Mereka berdua diijinkan masuk ke dalam ruangan oleh perawat. Tampak Ardi terbaring dengan mata terpejam di tempat tidur dengan beberapa alat medis di sekitarnya.

Melihat suaminya dengan tubuh terlihat utuh dan tidak terlihat luka luka parah Savitri nampak lega.

“Pa... Bang...” ucap Savitri dan Arya secara bersamaan. Terlihat mata Ardi terbuka secara pelan pelan dan selanjutnya terlihat bibirnya tersenyum.

“Ma.... “

“Ya... jaga anak anak ya...” ucap Ardi sangat pelan dan seterusnya matanya kembali terpejam. Tampak perawat perawat di dalam ruangan panik saat melihat alat medis menunjukkan tanda darurat. Mereka segera bertindak.

Sementara perawat sibuk memberi tindakan. Savitri dan Arya menangis memanggil manggil Ardi. Tidak lama kemudian dokter datang dan segera memberi tindakan. Namun tidak lama kemudian

“Maaf kami sudah berusaha namun takdir berkehendak lain.” ucap Dokter.

“Dok, tubuh suami saya utuh dokter mungkin salah coba periksa lagi....” teriak Savitri.

“Maaf Bu, lihat bagian ini yang mendapat benturan.” ucap Dokter menyibakkan selimut Ardi yang menunjukkan bagian tubuh Ardi yang mendapat benturan keras.

“Organ dalamnya ....” ucap Dokter belum berlanjut karena Savitri sudah terkulai pingsan. Untung Arya yang berada di dekatnya siaga. Arya lalu membawa Savitri ke luar ruangan. Sedangkan para perawat mengurus jenasah Ardi.

Tidak berapa lama kemudian beberapa kerabat juga datang ke rumah sakit. Termasuk orang tua Ardi. Mereka semua menangisi kepergian Ardi yang begitu mendadak.

Savitri dan Mamanya Ardi saling berpelukan untuk saling memberi kekuatan. Mereka berdua lalu masuk ke mobil ambulance yang akan membawa jenasah Ardi ke rumahnya. Mobil yang dikemudikan Arya dan mobil kerabat lainnya mengiringi di belakang mobil ambulance.

Tidak lama kemudian mereka sudah sampai di komplek perumahan terlihat rumah Ardi sudah dipasang tenda dan sudah banyak orang yang datang.

“Mama..... Papa... “ teriak Reno berlari menuju ke mobil ambulance yang berhenti. Lalu tangis Reno pun pecah sebab dia sudah paham yang namanya kematian. Savitri dan Omanya Reno memeluk Reno sambil menangis.
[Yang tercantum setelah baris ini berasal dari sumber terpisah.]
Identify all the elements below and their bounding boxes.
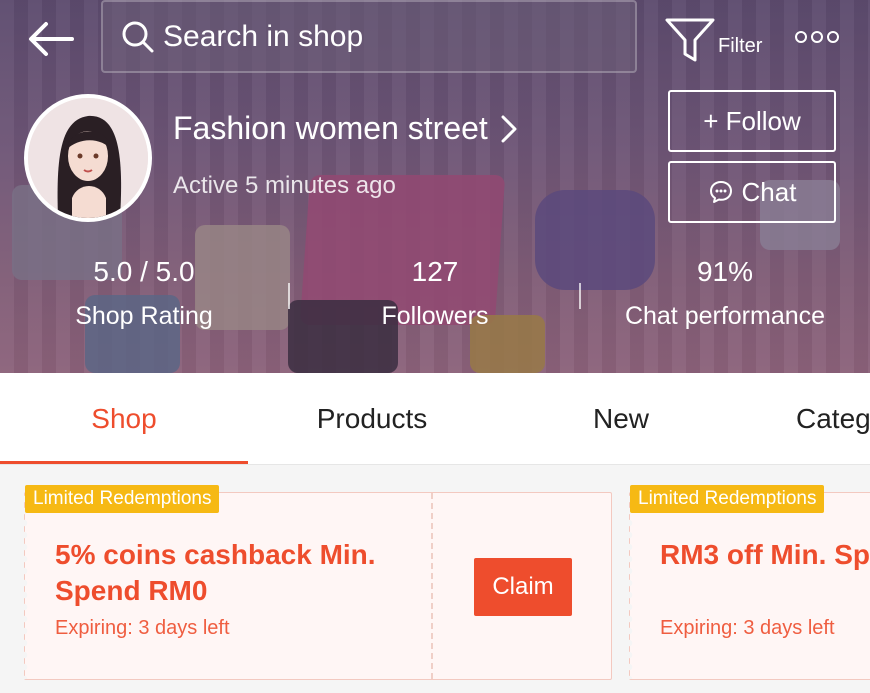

Ingin sebenarnya Savitri untuk tidak menangis agar Reno bisa tenang tetapi dia tak mampu. Kerabat dan tetangga yang berada di sekitarnyapun ikut menitikkan air mata.

Jenasah lalu dibawa ke dalam rumah. Para pelayat semakin banyak yang berdatangan. Teman teman Ardi baik teman sekolah, teman kerja dan teman bermain terlihat banyak yang datang.

Setelah semua tata cara dan upacara pelepasan jenasah terlaksana, kemudian jenasah di bawa ke pemakaman. Savitri selalu memeluk Reno yang berada di dekatnya. Sedangkan Reni selalu di dalam gendongan Anisa yang juga selalu berdiri di dekat Savitri. Arya dan orang tuanya juga orang tua Savitri pun tidak jauh jauh dari Savitri.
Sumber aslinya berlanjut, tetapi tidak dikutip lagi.